Many lawyers and their clients love demand letters. The reason for this is simple: it is a potential cost saver. If the lawyer can clear up with a demand letter, what could otherwise be accomplished only through a time-consuming and expensive lawsuit, the client has won a tremendous battle. Litigation is often decided based upon costs. Thus, if counsel can save his client substantial sums, by resolving a case with a demand letter only, the client has won. However, demand letters are subject to certain pitfalls which counsel should be careful not to fall into.
- When to Send A Demand Letter
I confess that I do not like it when clients approach me to “just sent a demand letter”. As lawyers, we greatly prefer clients who are prepared to follow through on their threats. We do not want to be enlisted by a bluffer. After all, a client who only wants his lawyer to send a demand letter is basically asking to exploit the lawyers’ letterhead for a discount or no fee at all hoping that his adversary will fold at the mere sight of the lawyer’s name. Moreover, if all I do is send a demand letter which is not followed by an actual lawsuit it will likely diminish my reputation as a litigator and label me with the opposing side as a bluffer. This a reputation that I do not have and that I do not want.
2. What to Say in the Demand Letter
The demand letter should identify your client, the basis for his or her claim and state the amount of money requested. For consumer cases, a disclaimer as required by the Fair Debt Collection Practices Act should also be included. The demand letter should contain a time reference within which the opposing party has to comply. Demand letters with open ended response times have no effect and will often be ignored.
Additionally, you may want to consider ignoring such catchphrases as “Please Govern Yourself Accordingly.” What does that mean anyway? Wouldn’t it be better to simply use English and say – – “if you do not respond, you will be sued.” I like that better; it is more direct and there is no doubt as to what the consequences will be if the opposing party fails to respond.
3, What Not to Say in the Demand Letter.
In a recent case from California, a lawyer who sent a demand letter was later sued by the opposing party because of the statements made in the letter. In the demand letter in question, the lawyer threatened to expose certain sexual liaisons of the opposing party unless the lawsuit, which had not yet been filed, was “resolved to his client’s satisfaction.” The demand letter was also followed by several efforts to hack the opposing party’s e-mail and eavesdrop on their telephone conversations. The California Superior Court thought this was just too much and denied the motion to dismiss filed by defense counsel for the lawyer. The matter is now on appeal and has been widely discussed in the legal press. See generally http://www.abajournal.com/news/article/was_well-known_lawyers_demand_letter_extortion_appeals_court_to_hear_argume/?utm_source=feedburner&utm_medium=feed&utm_campaign=ABA+Journal+Top+Stories&utm_content=Google+Reader.
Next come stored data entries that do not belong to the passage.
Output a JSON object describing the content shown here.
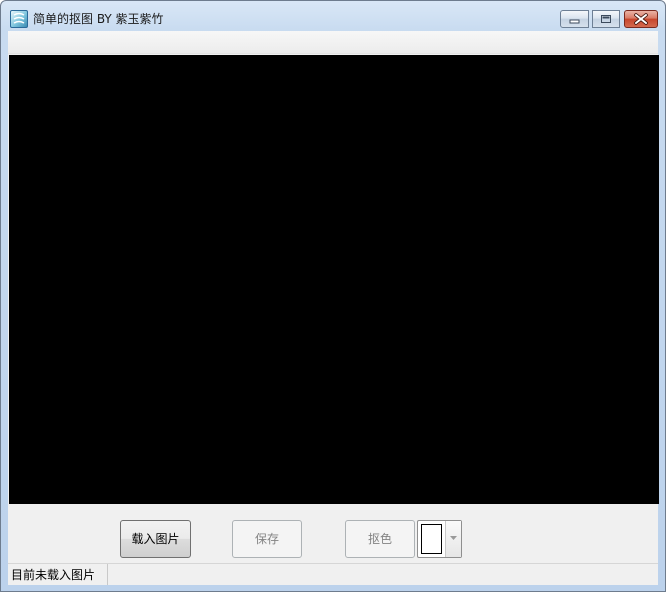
{
  "window": {
    "title": "简单的抠图 BY 紫玉紫竹",
    "icon": "app-icon"
  },
  "buttons": {
    "load_label": "载入图片",
    "save_label": "保存",
    "cut_label": "抠色"
  },
  "color_picker": {
    "selected_color": "#ffffff"
  },
  "status": {
    "text": "目前未载入图片"
  },
  "colors": {
    "canvas": "#000000",
    "client_bg": "#f0f0f0",
    "close_button": "#c7452c"
  }
}
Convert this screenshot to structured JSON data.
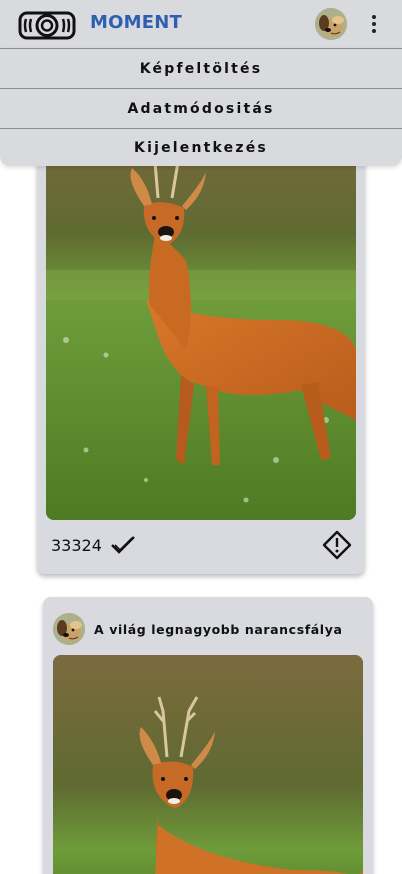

What is the lesson to be learned from this case? The first lesson is to be careful what you say. If you want something for your client, and most of the time in the commercial context it is money, be specific. Show in your demand letter that your client is entitled to the money by attaching a copy of the contract or invoice. Do not say things such as “unless this matter is resolved to my client’s satisfaction”. What exactly does that mean? This is likely one of the things that the California court found troubling (not to mention the computer hacking and eavesdropping).
The California case provides an excellent example of a lawyer going “over the top” in order to accomplish the ends of his or her client. Lawyers should be careful not to over-promise their clients a particular result. Let’s face it, if we really wanted to help assure the client’s objective to collect money, rather than filing a lawsuit, we could simply send Luca Brasi to the opposing party’s place of business and cut off the heads of one of their horses. My guess is that the Bar would probably not appreciate this. This is not our profession. Our profession requires us to act zealously within the bounds of the law. Toward that end, it is the careful lawyer who tells his client what his limitations are and that if he wishes to obtain another type of justice, another type or professional might be required.